Uygun kelime kullanmamak / Kelimelerin adresini muhafaza edememek. (devam)
Bu hususta hatâ yapmamak, lügat bilgisine dayalı olduğu için halli müşkil bir mes’eledir. Pek çok insan (ben de dahil) kullandığı kelimenin anlamını bildiğini sanarak yazmakta, konuşmakta. Oysa lügate pehlivanlık olmaz. Her fırsatta lügate bakmayı âdet hâline getirmeliyiz ki bildiğimizi sandığımız kelimelerin, daha bilmediğimiz başka mânâları da olduğunu veya bildiğimiz mânânın pek de doğru olmadığını görebilelim.
Anlatım bozukluklarını işlemeye devam ederken Anlatım Bozuklukları-5’te sıra bu bahse geldiğinde kendi adlandırmamla “Uygun kelime kullanmamak” alt başlığında mevzûyu işlemeye başlamıştım.
Ali Hakkoymaz Kardeşimin An Diyârı 82’deki “Kelimelerin adresini muhafaza edelim.” cümlesi, bana ufuk açtı. “İşte” dedim, “Senin ‘Uygun kelime kullanmamak’ diye tesmiye ettiğin anlatım kusurunun şâirce ifâdesi:Kelimelerin adresini muhafaza edememek !”
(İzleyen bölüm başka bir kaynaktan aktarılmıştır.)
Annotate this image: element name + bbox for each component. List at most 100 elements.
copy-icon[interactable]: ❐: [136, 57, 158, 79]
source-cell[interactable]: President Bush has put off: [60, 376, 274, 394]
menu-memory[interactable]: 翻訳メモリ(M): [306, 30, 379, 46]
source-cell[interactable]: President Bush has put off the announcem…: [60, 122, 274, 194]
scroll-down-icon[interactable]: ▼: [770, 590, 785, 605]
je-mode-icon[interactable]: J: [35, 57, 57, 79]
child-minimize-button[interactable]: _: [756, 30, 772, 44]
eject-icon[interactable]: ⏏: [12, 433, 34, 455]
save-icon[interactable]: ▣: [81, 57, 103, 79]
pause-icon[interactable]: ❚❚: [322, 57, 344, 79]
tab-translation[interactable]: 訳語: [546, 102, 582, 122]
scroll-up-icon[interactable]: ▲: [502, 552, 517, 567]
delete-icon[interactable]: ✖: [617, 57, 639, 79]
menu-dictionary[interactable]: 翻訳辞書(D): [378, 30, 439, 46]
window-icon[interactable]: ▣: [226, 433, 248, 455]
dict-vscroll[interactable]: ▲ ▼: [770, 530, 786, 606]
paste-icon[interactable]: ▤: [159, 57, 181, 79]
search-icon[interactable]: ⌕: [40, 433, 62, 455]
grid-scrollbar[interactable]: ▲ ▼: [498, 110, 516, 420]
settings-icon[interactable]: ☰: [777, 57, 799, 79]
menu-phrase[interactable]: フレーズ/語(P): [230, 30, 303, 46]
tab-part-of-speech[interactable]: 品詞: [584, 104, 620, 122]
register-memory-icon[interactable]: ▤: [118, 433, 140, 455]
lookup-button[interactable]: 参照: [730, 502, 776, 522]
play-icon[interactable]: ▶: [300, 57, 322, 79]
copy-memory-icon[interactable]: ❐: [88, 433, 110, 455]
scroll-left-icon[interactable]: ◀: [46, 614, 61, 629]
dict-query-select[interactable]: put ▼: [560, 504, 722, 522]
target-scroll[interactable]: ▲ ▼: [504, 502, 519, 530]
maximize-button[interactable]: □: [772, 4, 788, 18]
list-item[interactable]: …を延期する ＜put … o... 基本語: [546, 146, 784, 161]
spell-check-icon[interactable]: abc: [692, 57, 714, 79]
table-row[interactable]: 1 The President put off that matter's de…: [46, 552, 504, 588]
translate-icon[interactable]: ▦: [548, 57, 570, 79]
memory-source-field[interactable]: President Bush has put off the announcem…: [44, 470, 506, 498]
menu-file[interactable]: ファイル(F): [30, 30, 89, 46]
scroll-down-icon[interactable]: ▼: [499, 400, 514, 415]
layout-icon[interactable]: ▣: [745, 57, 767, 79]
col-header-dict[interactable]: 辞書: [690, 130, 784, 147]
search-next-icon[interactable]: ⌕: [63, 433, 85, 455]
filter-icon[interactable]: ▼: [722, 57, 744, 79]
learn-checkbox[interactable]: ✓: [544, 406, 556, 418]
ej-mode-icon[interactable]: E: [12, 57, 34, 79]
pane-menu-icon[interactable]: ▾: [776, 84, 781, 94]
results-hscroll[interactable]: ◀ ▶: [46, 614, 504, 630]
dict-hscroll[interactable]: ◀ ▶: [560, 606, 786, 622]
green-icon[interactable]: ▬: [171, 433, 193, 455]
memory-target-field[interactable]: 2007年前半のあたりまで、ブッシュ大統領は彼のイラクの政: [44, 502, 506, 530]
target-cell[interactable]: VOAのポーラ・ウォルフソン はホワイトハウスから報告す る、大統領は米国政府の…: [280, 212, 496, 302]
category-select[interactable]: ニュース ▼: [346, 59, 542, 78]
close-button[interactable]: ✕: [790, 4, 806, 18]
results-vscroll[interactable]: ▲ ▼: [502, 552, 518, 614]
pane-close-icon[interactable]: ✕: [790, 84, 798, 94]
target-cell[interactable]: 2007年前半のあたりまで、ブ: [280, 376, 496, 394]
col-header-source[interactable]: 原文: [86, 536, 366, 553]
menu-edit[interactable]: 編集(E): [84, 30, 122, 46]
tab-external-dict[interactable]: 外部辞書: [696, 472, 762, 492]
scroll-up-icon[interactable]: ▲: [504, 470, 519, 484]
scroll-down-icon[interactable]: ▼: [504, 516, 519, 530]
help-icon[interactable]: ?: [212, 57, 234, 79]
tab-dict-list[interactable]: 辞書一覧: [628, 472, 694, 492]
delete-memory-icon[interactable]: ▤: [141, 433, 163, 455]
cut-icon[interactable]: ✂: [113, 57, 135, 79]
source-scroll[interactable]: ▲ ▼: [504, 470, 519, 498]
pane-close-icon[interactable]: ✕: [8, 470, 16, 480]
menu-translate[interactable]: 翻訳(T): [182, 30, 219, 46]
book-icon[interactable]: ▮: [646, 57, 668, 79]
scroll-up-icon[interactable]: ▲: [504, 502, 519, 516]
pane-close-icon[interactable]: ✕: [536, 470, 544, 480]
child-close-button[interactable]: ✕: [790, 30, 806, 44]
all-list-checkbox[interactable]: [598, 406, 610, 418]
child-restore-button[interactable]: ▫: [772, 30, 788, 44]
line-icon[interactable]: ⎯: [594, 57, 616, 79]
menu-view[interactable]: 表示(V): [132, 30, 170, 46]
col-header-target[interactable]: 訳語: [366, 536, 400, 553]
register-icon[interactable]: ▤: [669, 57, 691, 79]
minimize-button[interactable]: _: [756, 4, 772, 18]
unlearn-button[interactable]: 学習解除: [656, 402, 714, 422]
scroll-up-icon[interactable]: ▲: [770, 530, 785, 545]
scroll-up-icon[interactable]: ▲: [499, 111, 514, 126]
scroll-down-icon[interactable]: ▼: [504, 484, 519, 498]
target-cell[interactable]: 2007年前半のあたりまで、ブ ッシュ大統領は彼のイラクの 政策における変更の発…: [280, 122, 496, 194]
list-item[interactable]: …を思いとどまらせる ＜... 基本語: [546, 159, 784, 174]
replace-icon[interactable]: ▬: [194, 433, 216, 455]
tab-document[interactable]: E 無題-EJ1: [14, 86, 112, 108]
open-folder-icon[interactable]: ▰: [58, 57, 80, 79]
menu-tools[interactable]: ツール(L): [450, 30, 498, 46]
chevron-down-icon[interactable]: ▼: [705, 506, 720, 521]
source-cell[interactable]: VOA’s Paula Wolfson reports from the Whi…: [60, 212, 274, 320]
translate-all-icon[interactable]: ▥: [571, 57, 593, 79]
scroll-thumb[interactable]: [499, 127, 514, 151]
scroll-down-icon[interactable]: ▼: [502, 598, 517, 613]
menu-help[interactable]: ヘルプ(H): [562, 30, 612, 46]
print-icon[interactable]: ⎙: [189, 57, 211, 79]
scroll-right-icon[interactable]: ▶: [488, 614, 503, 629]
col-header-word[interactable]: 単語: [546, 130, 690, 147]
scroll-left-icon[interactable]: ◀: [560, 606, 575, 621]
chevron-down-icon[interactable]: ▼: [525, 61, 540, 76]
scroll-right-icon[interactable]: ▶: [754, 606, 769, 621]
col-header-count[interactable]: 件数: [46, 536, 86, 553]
Bu şâirâne adlandırmanın tedâisiyle, Üstadın nurlardaki bazı ifâdeleri -zihnimde ilk defa- “Anlatım Bozuklukları” meselesindeki bu başlıkla kucaklaşınca bir kısmını Şapka Deyip Geçmeyin 25’te size sunmuştuk.
“Kelimelerin adresini muhafaza” ifadesinin, Nurlarda başka cümleleri de çağrıştırması, bitirmeyi düşündüğüm bu alt başlıktaki yazının hacmini genişletti.
Kelimelerin, adreslerini nasıl kaybettiğinin ezber bozan misallerini, Risâle-i Nurlarda görmekteyiz. Bunların bir kısmı menfi, bir kısmı da müsbet.
Menfî kısmı daha çok siyâsette karşımıza çıkmaktadır ki “İstibdâd-ı mutlaka “cumhuriyet”, sefâhet-i mutlaka “medeniyet”, cebr-i keyfî-i küfrîye “kanun” ismi takmak kabîlinden misaller, Bediüzzaman’ın, “Siyasette lâfız, mânânın zıddıdır.” tesbitinde ifâde ettiği adres sapmalarının, acı misalleridir.
El’ân, devlet(lûmüz)ce israfa “îtibar” nâmı verilmesi de, kelimelerin adresini muhafazaya ne kadar muhtaç olduğumuzun resmî bir diğer acı misalidir.
Zâhirde isabetli sandığımız mânâlandırmalarda da, hakikatte bir adres sapması olabileceğini, Nurları okumasak nereden fark edecektik?
Üstad, ezberimizi bozuyor, bazı kelimelerin derûnî anlamlarını dikkatimize sunuyor: “Hastalık”, maraz olmaktan çıkıp “bir ihsan-ı İlâhî, bir hediye-i Rahmânî” oluyor. “Senin için hastalık bir sıhhattir; bir kısım emsalindeki sıhhat bir hastalıktır.” ifâdeleriyle siyaset için söylediği “lâfız mânânın zıddıdır.” hükmünün siyaset dışındaki müsbet misalleri nazarımıza arz ediliyor.
Sıhhat, gaflete düşürüyorsa “belâ”; maraz, intibâha vesile oluyorsa “bir ihsan-ı İlâhî, bir hediye-i Rahmânî” oluyor.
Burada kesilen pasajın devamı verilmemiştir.